Each month, ACH President Jenni Levy, MD, FACH addresses ACH members through her president's message, sharing updates, goals, and information to keep members engaged and involved in the Academy.
Those of us in the US are recovering from Thanksgiving. We spend the weekend traveling and cooking as we try to create traditions for our kids and either replicate the warm memories of childhood or avoid the conflicts our parents visited on us. I remember sitting at the big table in my grandmother’s house listening to people argue about whether my mother’s contribution was sweet potatoes or yams. While the grownups were arguing, the kids were eating the marshmallows off the top. There are no marshmallows at our Thanksgiving table these days, but there is something called Orange Elephant, which is part of our friend Mark’s family Thanksgiving – and now part of ours.
If you’ve never experienced an American Thanksgiving, you may be wondering why it’s necessary to recover from a holiday. There are lots of answers – too much food, too much alcohol, too little sleep, too much traffic – but I think the connecting thread is “expectation.” We expect Thanksgiving to be picture-perfect. We have an image in our mind and if we don’t meet it, we are disappointed and often angry, even though that image is as unreachable as a mirage in the desert. The gap between expectation and reality creates tremendous distress.
If you spend any time in conversation with US clinicians, you know that expectations are creating distress in medical practice as well. Primary care clinicians feel overwhelmed and pressured by what they often call patient “demands.” Antibiotics for viral illness, work notes, disability forms, MRI scans for minor back pain, and, most of all these days, opioids. I’m sure many of you can add to that list. Our colleagues know they are being rated and often paid based on patient satisfaction and they feel the easiest way to great ratings would be to give patients what they want; they also know that in many instances, that would be terrible medical care. They are torn between surviving their busy days and keeping their jobs and being responsible professionals. Specialists have their own versions of expectation anxiety. Thanksgiving expectations come only once a year; patient expectations show up every fifteen minutes. It’s exhausting and demoralizing. When I ask colleagues what they want to do differently, they have a hard time answering. What they really want is for the patients to be different. We have no control over that. We can’t change other people. If we could, Thanksgiving would be very different.
Are we thus doomed to Thanksgivings of anxiety and disappointment and the sense of dreading our own patients when we go back to work? Nope. The same skills can help us in both situations. We can’t change other people’s expectations, but we can change our own. We can meet people where they are – both our patients and our parents. This requires us to be aware of our own emotions and to set aside our visceral reactions so we can listen with true attention and speak empathically. With patients, we can ask about concerns and expectations to understand what’s driving that infuriating demand.

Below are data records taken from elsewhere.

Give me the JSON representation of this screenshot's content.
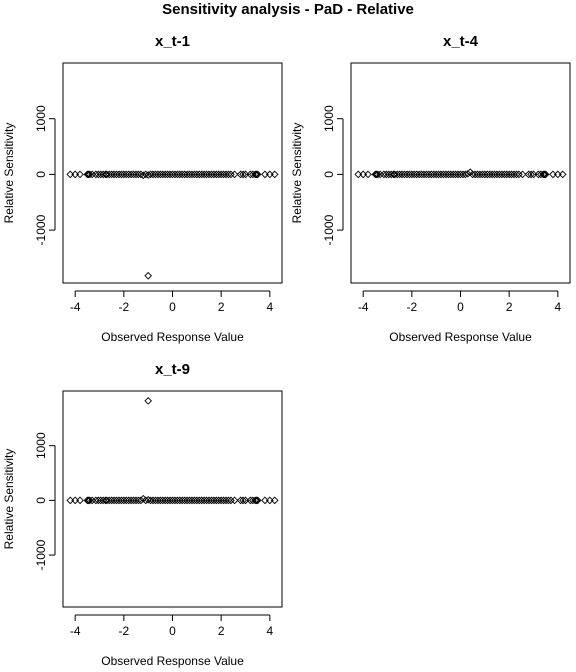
{
  "page": {
    "title": "Sensitivity analysis - PaD - Relative"
  },
  "chart_data": [
    {
      "type": "scatter",
      "title": "x_t-1",
      "xlabel": "Observed Response Value",
      "ylabel": "Relative Sensitivity",
      "xlim": [
        -4.5,
        4.5
      ],
      "ylim": [
        -1950,
        2000
      ],
      "xticks": [
        -4,
        -2,
        0,
        2,
        4
      ],
      "yticks": [
        -1000,
        0,
        1000
      ],
      "x": [
        -4.2,
        -4.0,
        -3.8,
        -3.5,
        -3.45,
        -3.4,
        -3.3,
        -3.15,
        -3.05,
        -2.95,
        -2.85,
        -2.75,
        -2.7,
        -2.6,
        -2.5,
        -2.4,
        -2.3,
        -2.2,
        -2.1,
        -2.0,
        -1.9,
        -1.8,
        -1.7,
        -1.6,
        -1.5,
        -1.4,
        -1.3,
        -1.2,
        -1.1,
        -1.0,
        -0.9,
        -0.8,
        -0.7,
        -0.6,
        -0.5,
        -0.4,
        -0.3,
        -0.2,
        -0.1,
        0.0,
        0.1,
        0.2,
        0.3,
        0.4,
        0.5,
        0.6,
        0.7,
        0.8,
        0.9,
        1.0,
        1.1,
        1.2,
        1.3,
        1.4,
        1.5,
        1.6,
        1.7,
        1.8,
        1.9,
        2.0,
        2.1,
        2.2,
        2.3,
        2.4,
        2.55,
        2.8,
        2.9,
        3.0,
        3.2,
        3.3,
        3.4,
        3.45,
        3.5,
        3.8,
        4.0,
        4.2,
        -1.0
      ],
      "y": [
        0,
        0,
        0,
        0,
        0,
        0,
        0,
        0,
        0,
        0,
        0,
        0,
        0,
        0,
        0,
        0,
        0,
        0,
        0,
        0,
        0,
        0,
        0,
        0,
        0,
        0,
        0,
        -15,
        0,
        -10,
        0,
        0,
        0,
        0,
        0,
        0,
        0,
        0,
        0,
        0,
        0,
        0,
        0,
        0,
        0,
        0,
        0,
        0,
        0,
        0,
        0,
        0,
        0,
        0,
        0,
        0,
        0,
        0,
        0,
        0,
        0,
        0,
        0,
        0,
        0,
        0,
        0,
        0,
        0,
        0,
        0,
        0,
        0,
        0,
        0,
        0,
        -1820
      ]
    },
    {
      "type": "scatter",
      "title": "x_t-4",
      "xlabel": "Observed Response Value",
      "ylabel": "Relative Sensitivity",
      "xlim": [
        -4.5,
        4.5
      ],
      "ylim": [
        -1950,
        2000
      ],
      "xticks": [
        -4,
        -2,
        0,
        2,
        4
      ],
      "yticks": [
        -1000,
        0,
        1000
      ],
      "x": [
        -4.2,
        -4.0,
        -3.8,
        -3.5,
        -3.45,
        -3.4,
        -3.3,
        -3.15,
        -3.05,
        -2.95,
        -2.85,
        -2.75,
        -2.7,
        -2.6,
        -2.5,
        -2.4,
        -2.3,
        -2.2,
        -2.1,
        -2.0,
        -1.9,
        -1.8,
        -1.7,
        -1.6,
        -1.5,
        -1.4,
        -1.3,
        -1.2,
        -1.1,
        -1.0,
        -0.9,
        -0.8,
        -0.7,
        -0.6,
        -0.5,
        -0.4,
        -0.3,
        -0.2,
        -0.1,
        0.0,
        0.1,
        0.2,
        0.3,
        0.4,
        0.5,
        0.6,
        0.7,
        0.8,
        0.9,
        1.0,
        1.1,
        1.2,
        1.3,
        1.4,
        1.5,
        1.6,
        1.7,
        1.8,
        1.9,
        2.0,
        2.1,
        2.2,
        2.3,
        2.4,
        2.55,
        2.8,
        2.9,
        3.0,
        3.2,
        3.3,
        3.4,
        3.45,
        3.5,
        3.8,
        4.0,
        4.2
      ],
      "y": [
        0,
        0,
        0,
        0,
        0,
        0,
        0,
        0,
        0,
        0,
        0,
        0,
        0,
        0,
        0,
        0,
        0,
        0,
        0,
        0,
        0,
        0,
        0,
        0,
        0,
        0,
        0,
        0,
        0,
        0,
        0,
        0,
        0,
        0,
        0,
        0,
        0,
        0,
        0,
        0,
        0,
        0,
        10,
        40,
        0,
        0,
        0,
        0,
        0,
        0,
        0,
        0,
        0,
        0,
        0,
        0,
        0,
        0,
        0,
        0,
        0,
        0,
        0,
        0,
        0,
        0,
        0,
        0,
        0,
        0,
        0,
        0,
        0,
        0,
        0,
        0
      ]
    },
    {
      "type": "scatter",
      "title": "x_t-9",
      "xlabel": "Observed Response Value",
      "ylabel": "Relative Sensitivity",
      "xlim": [
        -4.5,
        4.5
      ],
      "ylim": [
        -1950,
        2000
      ],
      "xticks": [
        -4,
        -2,
        0,
        2,
        4
      ],
      "yticks": [
        -1000,
        0,
        1000
      ],
      "x": [
        -4.2,
        -4.0,
        -3.8,
        -3.5,
        -3.45,
        -3.4,
        -3.3,
        -3.15,
        -3.05,
        -2.95,
        -2.85,
        -2.75,
        -2.7,
        -2.6,
        -2.5,
        -2.4,
        -2.3,
        -2.2,
        -2.1,
        -2.0,
        -1.9,
        -1.8,
        -1.7,
        -1.6,
        -1.5,
        -1.4,
        -1.3,
        -1.2,
        -1.1,
        -1.0,
        -0.9,
        -0.8,
        -0.7,
        -0.6,
        -0.5,
        -0.4,
        -0.3,
        -0.2,
        -0.1,
        0.0,
        0.1,
        0.2,
        0.3,
        0.4,
        0.5,
        0.6,
        0.7,
        0.8,
        0.9,
        1.0,
        1.1,
        1.2,
        1.3,
        1.4,
        1.5,
        1.6,
        1.7,
        1.8,
        1.9,
        2.0,
        2.1,
        2.2,
        2.3,
        2.4,
        2.55,
        2.8,
        2.9,
        3.0,
        3.2,
        3.3,
        3.4,
        3.45,
        3.5,
        3.8,
        4.0,
        4.2,
        -1.0
      ],
      "y": [
        0,
        0,
        0,
        0,
        0,
        0,
        0,
        0,
        0,
        0,
        0,
        0,
        0,
        0,
        0,
        0,
        0,
        0,
        0,
        0,
        0,
        0,
        0,
        0,
        0,
        0,
        0,
        30,
        0,
        10,
        0,
        0,
        0,
        0,
        0,
        0,
        0,
        0,
        0,
        0,
        0,
        0,
        0,
        0,
        0,
        0,
        0,
        0,
        0,
        0,
        0,
        0,
        0,
        0,
        0,
        0,
        0,
        0,
        0,
        0,
        0,
        0,
        0,
        0,
        0,
        0,
        0,
        0,
        0,
        0,
        0,
        0,
        0,
        0,
        0,
        0,
        1820
      ]
    }
  ]
}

We can often validate the underlying concern with both family and patients. My great-aunt constantly asked me when I was going to have a baby. That was a sore subject for me and not something I wanted to discuss with the whole family. I dodged her questions and fumed to myself. Now, years later, I wish I’d asked her why she asked. Maybe she couldn’t think of anything else to say to me – she’d never been a medical resident. Maybe she was worried about whether we’d raise our kids Jewish. Maybe she really wanted to tell me stories about the days when she had babies, or when my mother was an infant. I still wouldn’t have answered the question, but she would have appreciated acknowledgment and understanding, and maybe the questions would have stopped.

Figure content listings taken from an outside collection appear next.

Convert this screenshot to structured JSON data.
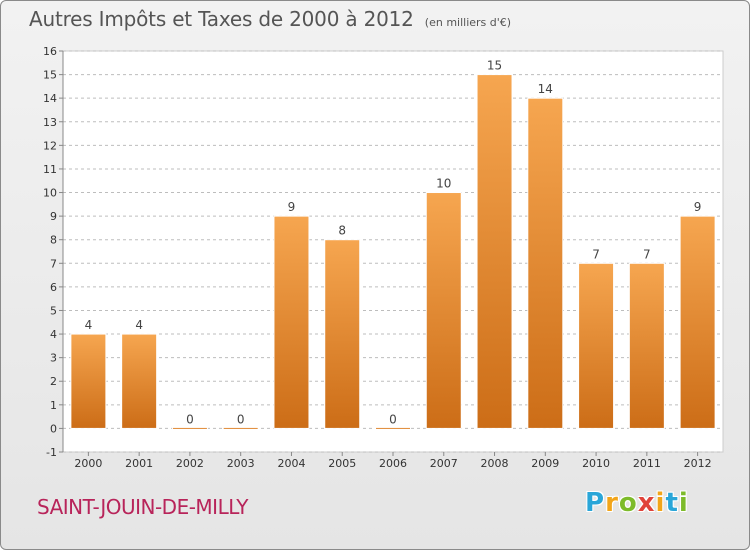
{
  "title": "Autres Impôts et Taxes de 2000 à 2012",
  "subtitle": "(en milliers d'€)",
  "location": "SAINT-JOUIN-DE-MILLY",
  "brand": {
    "letters": [
      "P",
      "r",
      "o",
      "x",
      "i",
      "t",
      "i"
    ],
    "colors": [
      "#2aa6d8",
      "#f2a51a",
      "#7dbb2a",
      "#e0433a",
      "#f2a51a",
      "#2aa6d8",
      "#7dbb2a"
    ]
  },
  "colors": {
    "bar_light": "#f6a650",
    "bar_dark": "#cc6d17",
    "grid": "#bdbdbd",
    "title": "#555555",
    "location": "#b8245a"
  },
  "chart_data": {
    "type": "bar",
    "categories": [
      "2000",
      "2001",
      "2002",
      "2003",
      "2004",
      "2005",
      "2006",
      "2007",
      "2008",
      "2009",
      "2010",
      "2011",
      "2012"
    ],
    "values": [
      4,
      4,
      0,
      0,
      9,
      8,
      0,
      10,
      15,
      14,
      7,
      7,
      9
    ],
    "value_labels": [
      "4",
      "4",
      "0",
      "0",
      "9",
      "8",
      "0",
      "10",
      "15",
      "14",
      "7",
      "7",
      "9"
    ],
    "y_ticks": [
      "-1",
      "0",
      "1",
      "2",
      "3",
      "4",
      "5",
      "6",
      "7",
      "8",
      "9",
      "10",
      "11",
      "12",
      "13",
      "14",
      "15",
      "16"
    ],
    "ylim": [
      -1,
      16
    ],
    "grid": "horizontal dashed",
    "title": "Autres Impôts et Taxes de 2000 à 2012",
    "xlabel": "",
    "ylabel": ""
  }
}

When the next patient tells you she needs a Zpak for what you know is a viral infection, ask what she’s concerned about. Maybe she can’t take any sick days and is afraid she’ll lose her job. Maybe she has a friend who was hospitalized with pneumonia and she’s afraid of worsening illness. Maybe she got one last time and got better right away. Asking the question will shift the dynamic; she is more likely to feel heard and to appreciate that you want to do the best thing for her.
In order to use these skills effectively, we have to take care of ourselves. Fatigue and perfectionism wear us down. The systems (both family and professional) push us into patterns that are not healthy for us. Our own relationships can be sustaining and nurturing – but creating those is one more thing to cram into a busy life.

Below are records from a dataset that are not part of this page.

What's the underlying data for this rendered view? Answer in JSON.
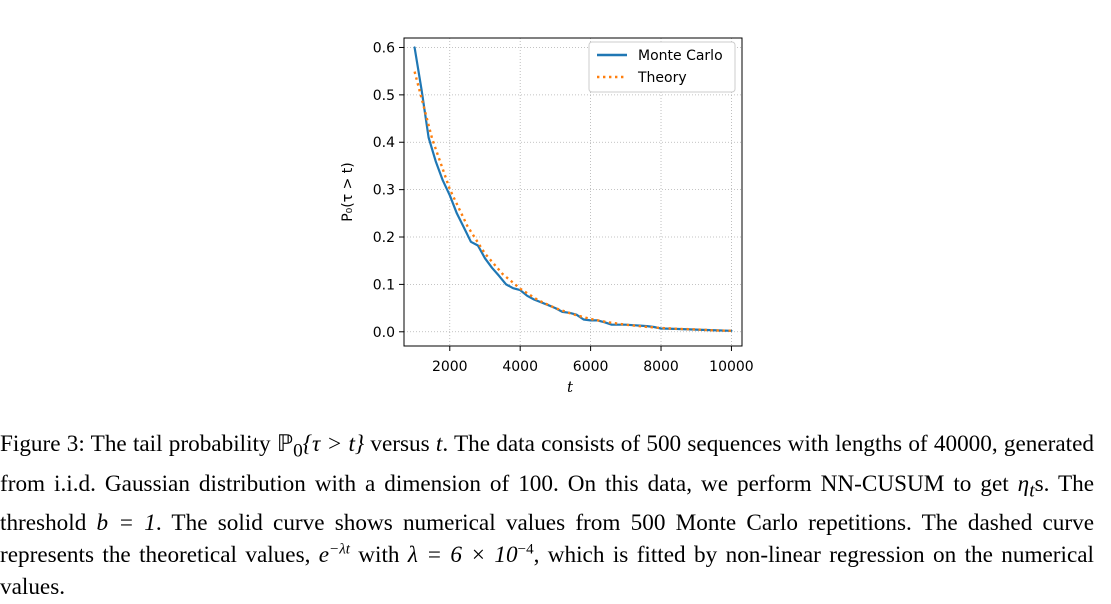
{
  "chart_data": {
    "type": "line",
    "title": "",
    "xlabel": "t",
    "ylabel": "P₀(τ > t)",
    "xlim": [
      700,
      10300
    ],
    "ylim": [
      -0.03,
      0.62
    ],
    "xticks": [
      2000,
      4000,
      6000,
      8000,
      10000
    ],
    "yticks": [
      0.0,
      0.1,
      0.2,
      0.3,
      0.4,
      0.5,
      0.6
    ],
    "grid": true,
    "legend_position": "top-right",
    "series": [
      {
        "name": "Monte Carlo",
        "style": "solid",
        "color": "#1f77b4",
        "x": [
          1000,
          1200,
          1400,
          1600,
          1800,
          2000,
          2200,
          2400,
          2600,
          2800,
          3000,
          3200,
          3400,
          3600,
          3800,
          4000,
          4200,
          4400,
          4600,
          4800,
          5000,
          5200,
          5400,
          5600,
          5800,
          6000,
          6200,
          6400,
          6600,
          6800,
          7000,
          7200,
          7400,
          7600,
          7800,
          8000,
          8400,
          8800,
          9200,
          9600,
          10000
        ],
        "y": [
          0.6,
          0.51,
          0.41,
          0.36,
          0.32,
          0.288,
          0.25,
          0.22,
          0.19,
          0.182,
          0.155,
          0.135,
          0.118,
          0.1,
          0.092,
          0.088,
          0.076,
          0.068,
          0.062,
          0.056,
          0.05,
          0.042,
          0.04,
          0.036,
          0.026,
          0.024,
          0.024,
          0.02,
          0.015,
          0.015,
          0.015,
          0.014,
          0.013,
          0.012,
          0.01,
          0.007,
          0.006,
          0.005,
          0.004,
          0.003,
          0.002
        ]
      },
      {
        "name": "Theory",
        "style": "dotted",
        "color": "#ff7f0e",
        "x": [
          1000,
          1500,
          2000,
          2500,
          3000,
          3500,
          4000,
          4500,
          5000,
          5500,
          6000,
          6500,
          7000,
          7500,
          8000,
          8500,
          9000,
          9500,
          10000
        ],
        "y": [
          0.549,
          0.407,
          0.301,
          0.223,
          0.165,
          0.122,
          0.091,
          0.067,
          0.05,
          0.037,
          0.027,
          0.02,
          0.015,
          0.011,
          0.008,
          0.006,
          0.005,
          0.003,
          0.002
        ]
      }
    ]
  },
  "caption": {
    "label": "Figure 3:",
    "part1": " The tail probability ",
    "prob_symbol": "ℙ",
    "prob_sub": "0",
    "event": "{τ > t}",
    "part2": " versus ",
    "var_t": "t",
    "part3": ". The data consists of 500 sequences with lengths of 40000, generated from i.i.d. Gaussian distribution with a dimension of 100. On this data, we perform NN-CUSUM to get ",
    "eta": "η",
    "eta_sub": "t",
    "part4": "s. The threshold ",
    "b_eq": "b = 1",
    "part5": ". The solid curve shows numerical values from 500 Monte Carlo repetitions. The dashed curve represents the theoretical values, ",
    "exp_base": "e",
    "exp_sup": "−λt",
    "part6": " with ",
    "lambda_eq": "λ = 6 × 10",
    "lambda_sup": "−4",
    "part7": ", which is fitted by non-linear regression on the numerical values."
  }
}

We still need to set boundaries with family and we still need to say “no” to patients. If we can do so empathically, we can find a path through the disagreement that doesn’t compromise our principles. Of course this doesn’t work all the time – some patients will still be dissatisfied and some family members will continue to ask intrusive questions. If we adjust our own expectations and explore theirs, we can move more comfortable through difficult encounters, whether those encounters are with the 4:30 add-on patient or intrusive Aunt Dresyl*.
*I did actually have a great-aunt named Dresyl. For real.